What is the character encoding?

I have several characters that aren't recognized properly.
Characters like:
º
á
ó
(etc..)
This means that the characters encoding is not utf-8 right?
So, can you tell me what character encoding could it be please.
We don't have nearly enough information to really answer this, but the gist of it is: you shouldn't just guess. You need to work out where the data is coming from, and find out what the encoding is. You haven't told us anything about the data source, so we're completely in the dark. You might want to try Encoding.Default if these are files saved with something like Notepad.
If you know what the characters are meant to be and how they're represented in binary, that should suggest an encoding... but again, we'd need to know more information.
read this first http://www.joelonsoftware.com/articles/Unicode.html
There are two encodings: the one that was used to encode string and one that is used to decode string. They must be the same to get expected result. If they are different then some characters will be displayed incorrectly. we can try to guess if you post actual and expected results.
I wrote a couple of methods to narrow down the possibilities a while back for situations just like this.
static void Main(string[] args)
{
Encoding[] matches = FindEncodingTable('Ÿ');
Encoding[] enc2 = FindEncodingTable(159, 'Ÿ');
}
// Locates all Encodings with the specified Character and position
// "CharacterPosition": Decimal position of the character on the unknown encoding table. E.G. 159 on the extended ASCII table
//"character": The character to locate in the encoding table. E.G. 'Ÿ' on the extended ASCII table
static Encoding[] FindEncodingTable(int CharacterPosition, char character)
{
List matches = new List();
byte myByte = (byte)CharacterPosition;
byte[] bytes = { myByte };
foreach (EncodingInfo encInfo in Encoding.GetEncodings())
{
Encoding thisEnc = Encoding.GetEncoding(encInfo.CodePage);
char[] chars = thisEnc.GetChars(bytes);
if (chars[0] == character)
{
matches.Add(thisEnc);
break;
}
}
return matches.ToArray();
}
// Locates all Encodings that contain the specified character
static Encoding[] FindEncodingTable(char character)
{
List matches = new List();
foreach (EncodingInfo encInfo in Encoding.GetEncodings())
{
Encoding thisEnc = Encoding.GetEncoding(encInfo.CodePage);
char[] chars = { character };
byte[] temp = thisEnc.GetBytes(chars);
if (temp != null)
matches.Add(thisEnc);
}
return matches.ToArray();
}
Encoding is the form of modifying some existing content; thus allowing it to be parsed by the required destination protocols.
An example of encoding can be seen when browsing the internet:
The URL you visit: www.example.com, may have the search facility to run custom searches via the URL address:
www.example.com?search=...
The following variables on the URL require URL encoding. If you was to write:
www.example.com?search=cat food cheap
The browser wouldn't understand your request as you have used an invalid character of ' ' (a white space)
To correct this encoding error you should exchange the ' ' with '%20' to form this URL:
www.example.com?search=cat%20food%20cheap
Different systems use different forms of encoding, in this example I have used standard Hex encoding for a URL. In other applications and instances you may find the need to use other types of encoding.
Good Luck!

How to a recover a text from a wrong encoding?

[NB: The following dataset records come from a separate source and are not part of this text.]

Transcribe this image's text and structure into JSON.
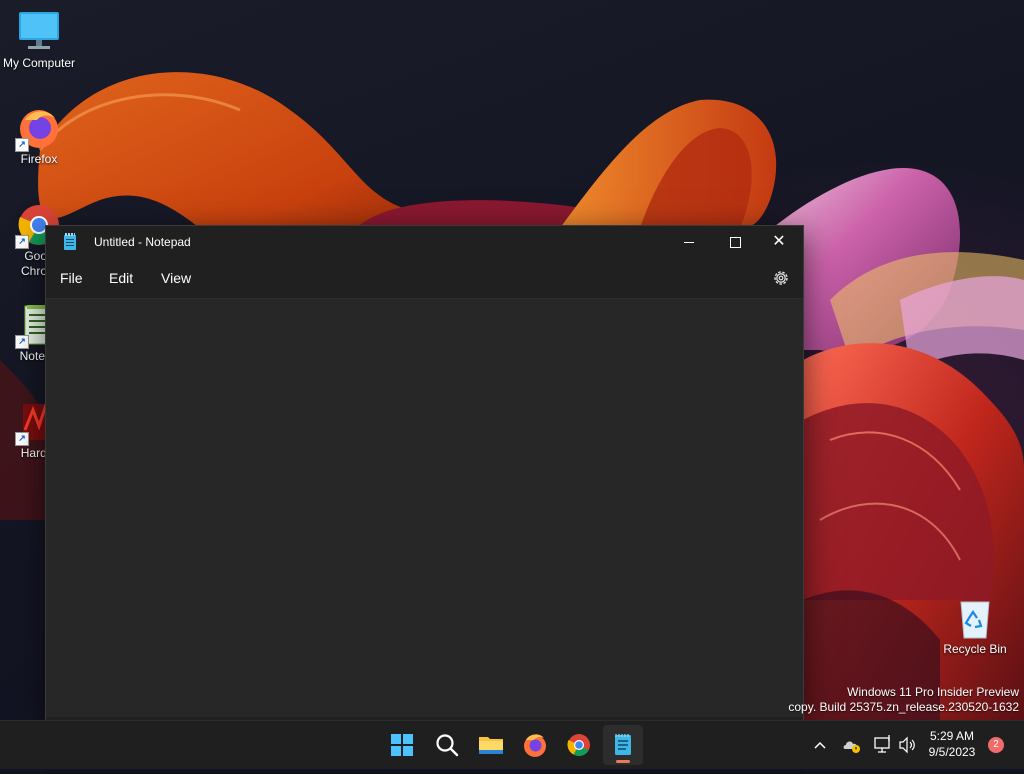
{
  "desktop": {
    "icons": [
      {
        "label": "My Computer"
      },
      {
        "label": "Firefox"
      },
      {
        "label": "Goog\nChrom"
      },
      {
        "label": "Notepa"
      },
      {
        "label": "Hard T"
      }
    ],
    "recycle_bin_label": "Recycle Bin"
  },
  "notepad": {
    "title": "Untitled - Notepad",
    "menus": {
      "file": "File",
      "edit": "Edit",
      "view": "View"
    },
    "content": ""
  },
  "watermark": {
    "line1": "Windows 11 Pro Insider Preview",
    "line2": "copy. Build 25375.zn_release.230520-1632"
  },
  "taskbar": {
    "apps": [
      {
        "icon": "windows-start-icon"
      },
      {
        "icon": "search-icon"
      },
      {
        "icon": "file-explorer-icon"
      },
      {
        "icon": "firefox-icon"
      },
      {
        "icon": "chrome-icon"
      },
      {
        "icon": "notepad-icon",
        "active": true
      }
    ],
    "clock_time": "5:29 AM",
    "clock_date": "9/5/2023",
    "notification_count": "2"
  },
  "colors": {
    "accent": "#f0785a",
    "window_bg": "#272727",
    "titlebar_bg": "#202020",
    "taskbar_bg": "#1f1f1f"
  }
}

I have got some files created from some asian OS (chinese and japanese XPs)
the file name is garbled, for example:
иè+¾«Ñ¡Õä²ØºÏ¼­
how i can recover the original text?
I tried with this in c#
Encoding unicode = Encoding.Unicode;
Encoding cinese = Encoding.GetEncoding(936);
byte[] chineseBytes = chinese.GetBytes(garbledString);
byte[] unicodeBytes = Encoding.Convert(unicode, chinese, chineseBytes);
//(Then convert byte in string)
and tried to change unicode to windows-1252 but no luck
It's a double-encoded text. The original is in Windows-936, then some application assumed the text is in ISO-8869-1 and encoded the result to UTF-8. Here is an example how to decode it in Python:
>>> print 'иè+¾«Ñ¡Õä²ØºÏ¼­'.decode('utf8').encode('latin1').decode('cp936')
新歌+精选珍藏合辑
I'm sure you can do something similar in C#.
Encoding unicode = Encoding.Unicode;
That's not what you want. “Unicode” is Microsoft's totally misleading name for what is really the UTF-16LE encoding. UTF-16LE plays no part here, what you have is a simple case where a 936 string has been misdecoded as 1252.
Windows codepage 1252 is similar but not the same as ISO-8859-1. There is no way to tell which is in the example string as it does not contain any of the bytes 0x80-0x9F which are different in the two encodings, but I'm assuming 1252 because that's the standard codepage on a western Windows install.
Encoding latin= Encoding.getEncoding(1252);
Encoding chinese= Encoding.getEncoding(936);
chinese.getChars(latin.getBytes(s));
The first argument to Encoding.Convert is the source encoding, Shouldn't that be chinese in your case? So
Encoding.Convert(chinese, unicode, chineseBytes);
might actually work. Because, after all, you want to convert CP-936 to Unicode and not vice-versa. And I'd suggest you don't even try bothering with CP-1252 since your text there is very likely not Latin.
This is an old question, but I just ran into the same situation while trying to migrate WordPress upload files off of an old Windows Server 2008 R2 server. bobince's answer set me on the right track, but I had to search for the right encoding/decoding pair.
With the following C#, I found the relevant encoding/deciding pair:
using System;
using System.Text;
public class Program
{
public static void Main()
{
// garbled
string s = "2020竹慶本樂ä»æ³¢åˆ‡äºžæ´²æ³•ç­µ-Intro-2-1024x643.jpg";
// expected
string t = "2020竹慶本樂仁波切亞洲法筵-Intro-2-1024x643.jpg";
foreach( EncodingInfo ei in Encoding.GetEncodings() ) {
Encoding e = ei.GetEncoding();
foreach( EncodingInfo ei2 in Encoding.GetEncodings() ) {
Encoding e2 = ei2.GetEncoding();
var s2 = e2.GetString(e.GetBytes(s));
if (s2 == t) {
var x = ei.CodePage;
Console.WriteLine($"e1={ei.DisplayName} (CP {ei.CodePage}), e2={ei2.DisplayName} (CP {ei2.CodePage})");
Console.WriteLine(t);
Console.WriteLine(s2);
}
}
}
Console.WriteLine("-----------");
Console.WriteLine(t);
Console.WriteLine(Encoding.GetEncoding(65001).GetString(Encoding.GetEncoding(1252).GetBytes(s)));
}
}
It turned out that the correct encoding/deciding in my case was:
e1=Western European (Windows) (CP 1252), e2=Unicode (UTF-8) (CP 65001)
So the last line of code is a one-liner for the correct conversion Console.WriteLine(Encoding.GetEncoding(65001).GetString(Encoding.GetEncoding(1252).GetBytes(s)));.